鞋底膈应着坚硬的小石子,这地方土质的确是又松散又不好。也难怪庄稼收成一年比一年差,最后沦落成了城市边缘废弃的荒地。
江亦枫回国后,还是头一回往这儿走,大白天荒凉的景色没见过,实在不知道荒地里到底有没有长树。照道理说,再光秃也不至于风化成了沙漠吧?
又往前赶了一小段路,江亦枫和裴雨会和了。
裴雨说雨这么大,随便往哪儿看都是一样的,他实在是找不清方向,就只好停下来等着。
到这个时候,给冷雨浇得浑身湿透的江亦枫,坚定的一颗心也有所动摇,开始怀疑匿名信到底是不是哪个见不得他好的混蛋的恶作剧。假如真是那样,那人可就是居心叵测,在挑战他的底线了——拿啥开玩笑都可以,偏偏就不能和他江亦枫诬陷说欧阳仪是凶手!
“再说了”,江亦枫猛打了一个冷战,这次不是冻的,而是吓的,他想:“要真是有谁故意拿叶纯来吓唬我,就肯定了解我们这几个人过去,否则他不可能如此准确无误地一发而中,击中要害!”

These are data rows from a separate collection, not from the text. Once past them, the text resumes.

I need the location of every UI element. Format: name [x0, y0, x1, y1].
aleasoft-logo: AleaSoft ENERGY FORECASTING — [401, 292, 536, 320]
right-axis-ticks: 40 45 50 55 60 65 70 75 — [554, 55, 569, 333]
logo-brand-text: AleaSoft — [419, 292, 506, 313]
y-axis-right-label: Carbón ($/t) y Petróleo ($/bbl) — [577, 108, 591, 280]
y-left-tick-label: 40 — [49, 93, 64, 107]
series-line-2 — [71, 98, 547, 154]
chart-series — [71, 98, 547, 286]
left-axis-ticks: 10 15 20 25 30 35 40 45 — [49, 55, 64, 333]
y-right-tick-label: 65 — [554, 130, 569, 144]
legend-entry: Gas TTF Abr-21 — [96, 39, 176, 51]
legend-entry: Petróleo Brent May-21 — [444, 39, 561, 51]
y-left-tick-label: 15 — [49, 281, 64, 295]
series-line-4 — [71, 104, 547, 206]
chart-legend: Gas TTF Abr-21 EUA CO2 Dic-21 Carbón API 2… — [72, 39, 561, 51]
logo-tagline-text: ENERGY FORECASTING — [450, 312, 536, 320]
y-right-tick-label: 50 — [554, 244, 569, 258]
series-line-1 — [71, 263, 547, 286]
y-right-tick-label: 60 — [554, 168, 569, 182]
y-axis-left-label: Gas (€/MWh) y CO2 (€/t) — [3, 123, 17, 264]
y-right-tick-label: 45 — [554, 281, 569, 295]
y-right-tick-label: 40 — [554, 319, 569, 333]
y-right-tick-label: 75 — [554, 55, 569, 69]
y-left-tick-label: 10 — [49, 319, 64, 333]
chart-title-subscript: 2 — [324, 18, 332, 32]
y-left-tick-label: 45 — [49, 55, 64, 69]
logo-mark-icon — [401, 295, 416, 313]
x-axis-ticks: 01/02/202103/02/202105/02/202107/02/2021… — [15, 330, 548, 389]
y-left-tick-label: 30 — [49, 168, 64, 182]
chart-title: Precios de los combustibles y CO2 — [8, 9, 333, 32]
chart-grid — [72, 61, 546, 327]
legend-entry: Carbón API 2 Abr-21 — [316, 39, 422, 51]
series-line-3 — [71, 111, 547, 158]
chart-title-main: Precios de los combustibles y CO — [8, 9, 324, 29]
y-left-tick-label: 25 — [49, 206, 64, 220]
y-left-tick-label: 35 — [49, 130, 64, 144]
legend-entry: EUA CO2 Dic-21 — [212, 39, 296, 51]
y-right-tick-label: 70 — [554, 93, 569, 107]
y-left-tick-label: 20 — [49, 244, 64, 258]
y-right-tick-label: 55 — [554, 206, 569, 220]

出国十年,基本和国内断了联系,以为再回来时能和以往遭遇的人生阴影说再见,可谁知还没在这座城市站稳脚,往事竟又阴魂不散地跳出来了?
管不了那么多了,希望今晚幸苦一趟,不会空手而回吧。找到叶纯的尸体,除去了却一桩搁置了十年的心事,江亦枫还有一个可以说是相当自私的想法:翻出旧案中被害者的尸体,能不能算是一条爆炸性新闻?
爆炸新闻,无论在哪个年代都是广受大众欢迎的,趁着新闻的热度推出《风视界》在线杂志,市场热度压根就不用他找柴火来加温,事件本身就足够将公众的关注度撩上沸点了。